On view by appointment through March 31.

7:30 PM

127 Tompkins Ave

Brooklyn NY 11206

New work by Johannah Herr and Frank

In professional wrestling, kayfabe is the portrayal of staged events within the industry as “real” or “true”, specifically the portrayal of competition, rivalries, and relationships between participants as being genuine and not of a staged or predetermined nature. Kayfabe has also evolved to become a code word of sorts for maintaining this “reality” within the direct or indirect presence of the general public.

“There are people who think that wrestling is an ignoble sport. Wrestling is not a sport, it is a spectacle… the public spontaneously attunes itself to the spectacular nature of the contest, like the audience at a suburban cinema… The public is completely uninterested in knowing whether the contest is rigged or not, and rightly so; it abandons itself to the primary virtue of the spectacle, which is to abolish all motives and all consequences: what matters is not what it thinks but what it sees.”

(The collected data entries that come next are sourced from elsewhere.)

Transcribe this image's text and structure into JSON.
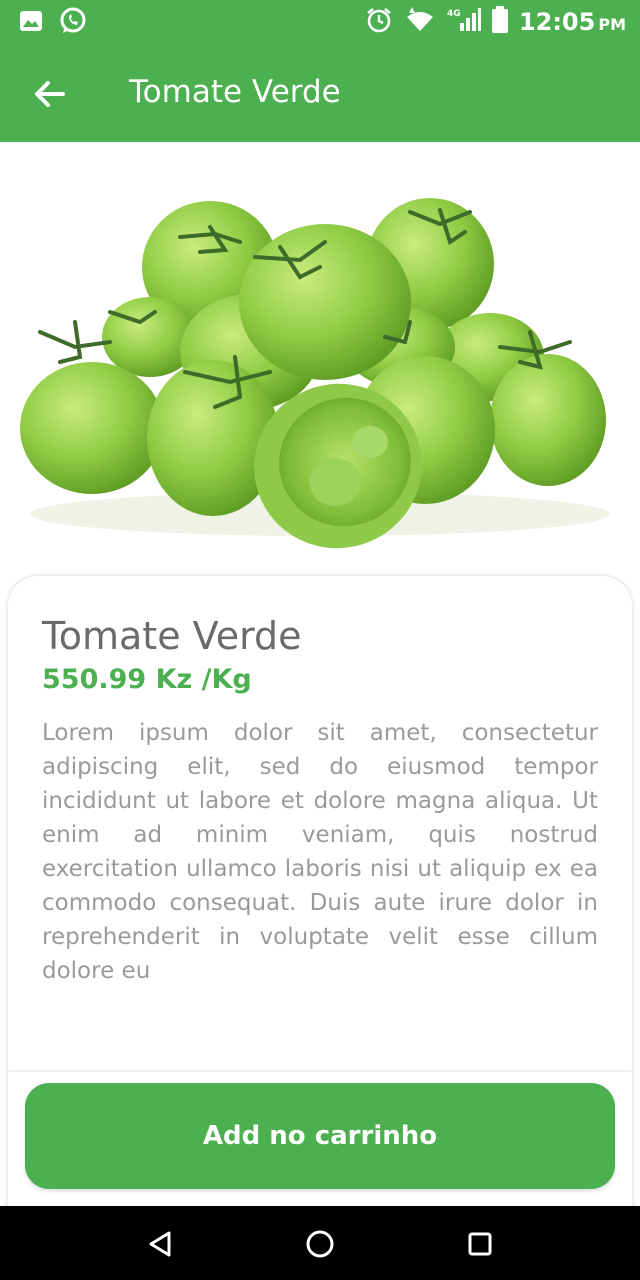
{
  "status_bar": {
    "time": "12:05",
    "ampm": "PM",
    "network": "4G"
  },
  "app_bar": {
    "title": "Tomate Verde"
  },
  "product": {
    "name": "Tomate Verde",
    "price": "550.99 Kz /Kg",
    "description": "Lorem ipsum dolor sit amet, consectetur adipiscing elit, sed do eiusmod tempor incididunt ut labore et dolore magna aliqua. Ut enim ad minim veniam, quis nostrud exercitation ullamco laboris nisi ut aliquip ex ea commodo consequat. Duis aute irure dolor in reprehenderit in voluptate velit esse cillum dolore eu"
  },
  "actions": {
    "add_to_cart_label": "Add no carrinho"
  },
  "colors": {
    "primary": "#4caf50",
    "title_text": "#6a6a6a",
    "body_text": "#9a9a9a"
  },
  "icons": {
    "status_left": [
      "gallery-icon",
      "whatsapp-icon"
    ],
    "status_right": [
      "alarm-icon",
      "wifi-icon",
      "signal-icon",
      "battery-icon"
    ],
    "app_bar": "back-arrow-icon",
    "nav": [
      "nav-back-icon",
      "nav-home-icon",
      "nav-recents-icon"
    ]
  }
}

— Roland Barthes Mythologies

American mythology is predicated on the idea that America is exceptional— exceptionally diverse, exceptionally ingenuative, exceptionally educated, exceptionally democratic, and above all, exceptionally meritocratic. How does this conception of the American Dream— the idea that anyone, regardless of race, religion, gender or socioeconomic status can, with smarts, hard work, and lot of gumption realize their dreams of wealth and power— continue to survive in the face of all evidence to its contrary? And how do we, across the political spectrum, continue to hold this myth of American greatness in our hearts? The only logical answer is that wether or not this dream is “real” is of no importance. Like a wrestling audience, we too abandon ourselves to the primary virtue of the spectacle. And like wrestling itself, fairness is a genre, not an actual constraint.